F20 Black Atlantic: Resources, Pedagogy, and Scholarship on the 18th Century Black Atlantic

[Week 12] British Anxieties in the Colonial Space: Race as Moral Contagion and Intervention in "The Woman of Colour"

Metropolitan anxieties surrounding colonial creole subjects in the West Indies metastasized during the long eighteenth century – emerging from what Rex Nettleford dubs “negrification” and Stephen Frenkel calls “tropicalization” – whereby the Africanness of the Caribbean and exoticism of its landscape taints the Europeanness of the creole colonizer.  This contamination, coded in racial terms, dovetailed with fears of moral decay.  As Faith Smith notes, even the colonial planter class “worried about white degeneracy and unnatural combinations of species” in the West Indies, producing the taboo of miscegenation as fundamental to the axiomatics of imperialism – a taboo that coalesced metropolitan anxieties even as it failed to contain colonial behavior.  Per Nettleford, negrification “implies a metropolitan European perspective of the African essence in the New World and more generally of the creole culture” (184), thereby rendering the black slave population of the West Indies the symbolic source of European anxiety even as that same population fueled imperial wealth.

The depiction of the creole planter class in The Woman of Colour reflects and confirms these anxieties in the English imagination.  Olivia notes that miscegenation “was considered as a venial error by all” of the planter class and suggests that “the difference of climate, or of colour” are partially influential (54) to the lacking “tone of morals” on the “island” (55).  Meanwhile, Olivia herself occupies a perhaps hitherto inconceivable place in that same imagination:  the product of miscegenation who gains the position of heiress because her slave-holding father claims her.  If “West Indian planters, their families, and their descendants were regarded as conspicuously rich by anyone’s standards in early modern Britain” (Ryden 19), that conspicuous wealth – sixty thousand pounds in the text – now belongs to a mulatta (insofar as wealth of the era could belong to a woman).

Though Olivia thus literally embodies English fears about creole moral turpitude, she also performs morality better than the English she meets, who either disdain or try to use her.  As Lyndon Dominique emphasizes, Olivia enjoys “a well-balanced, rather than conflicted, identity” of “‘African-British’ subjectivity” (25), much to the contrary of contemporaneous portrayals of white creole women as alienated, unsettled, or mad.  Insofar as the text has a didactic moral aim – insofar as it seeks to inflame English abolitionist sympathies – Olivia’s emphasis of her lack “of equality by the English planters” (53) in Jamaica plays at ironic odds with the racism she encounters in supposedly virtuous England.  Olivia thus embodies a certain set of stereotypical metropolitan anxieties but functions as a mechanism by which to inspire new, more politically efficacious disquiet by way of her virtuous racialization and its class interventions.

A digital archive of contemporaneous creole stereotypes, society records, and literary representations of class and racial slippages might properly contextualize The Woman of Colour – as it might also help contextualize those documents.

Works Cited

Anonymous.
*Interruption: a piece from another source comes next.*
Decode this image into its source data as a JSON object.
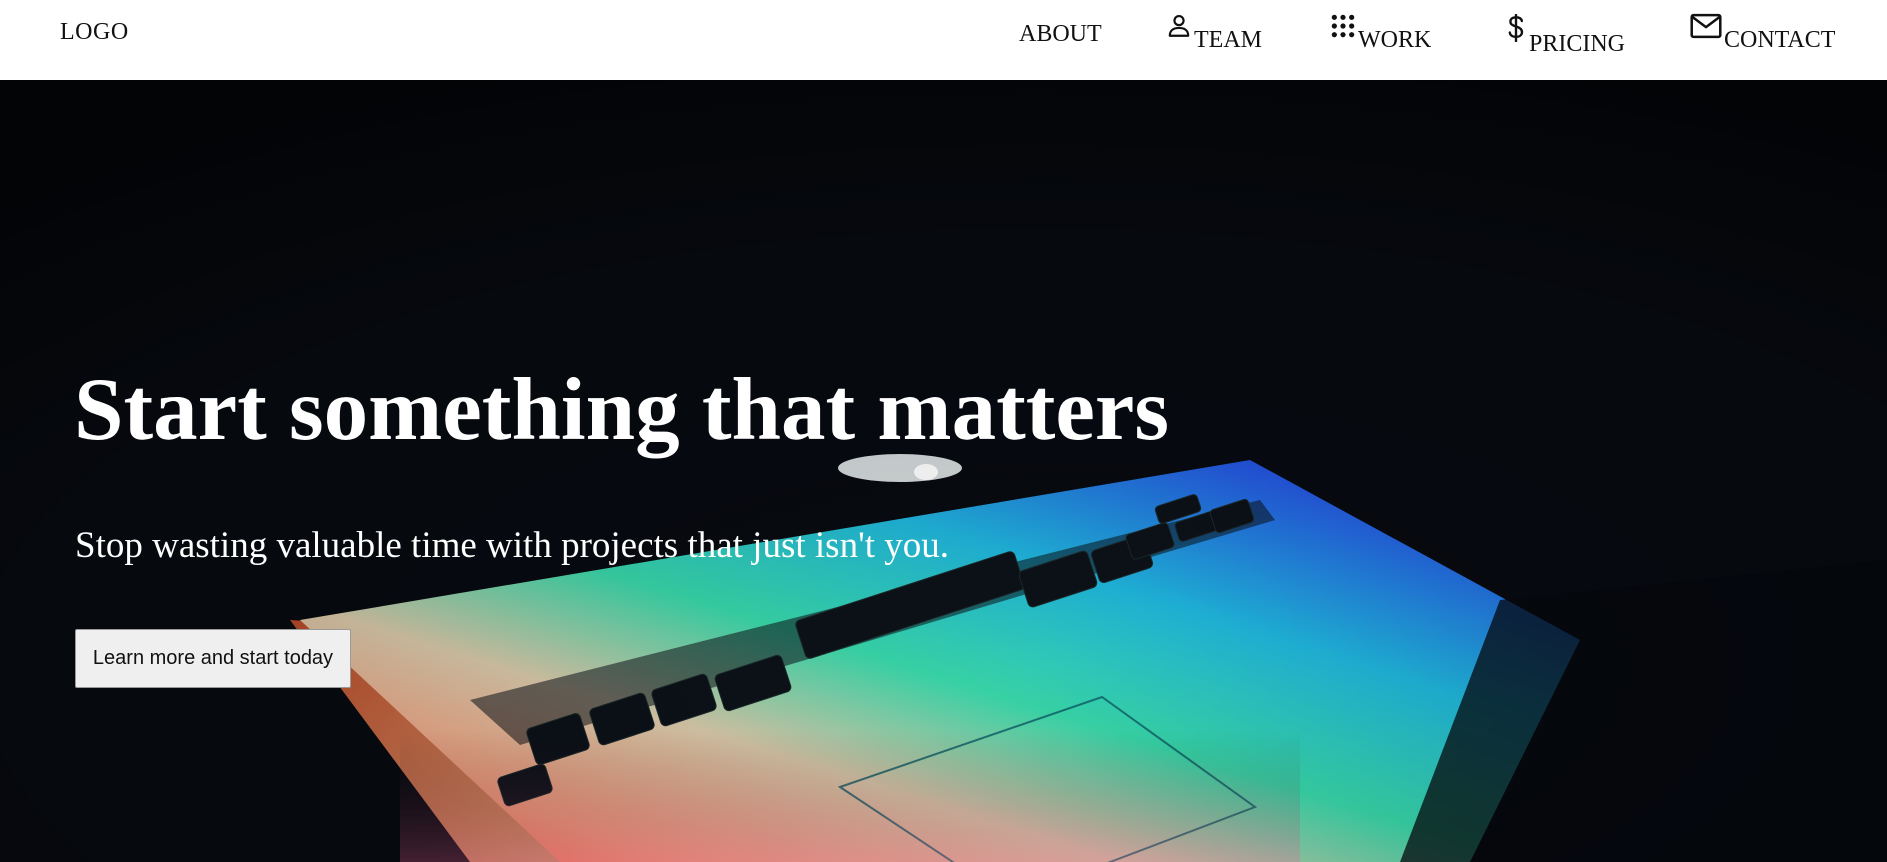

The Woman of Colour, A Tale. 1808. Broadview, 2008.
Dominique, Lyndon J. Introduction. The Woman of Colour, A Tale, by anonymous, Broadview,
     2008, pp. 11-42.
Frenkel, Stephen. “Jungle Stories: North American Representations of Tropical Panama.”
     Geographical Review, vol. 86, no. 3, 1996, pp. 317-33.
Nettleford, Rex. Mirror Mirror: Identity, Race and Protest in Jamaica. 1971. LMH Publishing,
     2000.
Ryden, David Beck. West Indian Slavery and British Abolition, 1783–1807. Cambridge UP,
     2009.
Smith, Faith. Sex and the Citizen: Interrogating the Caribbean. UVA P, 2011.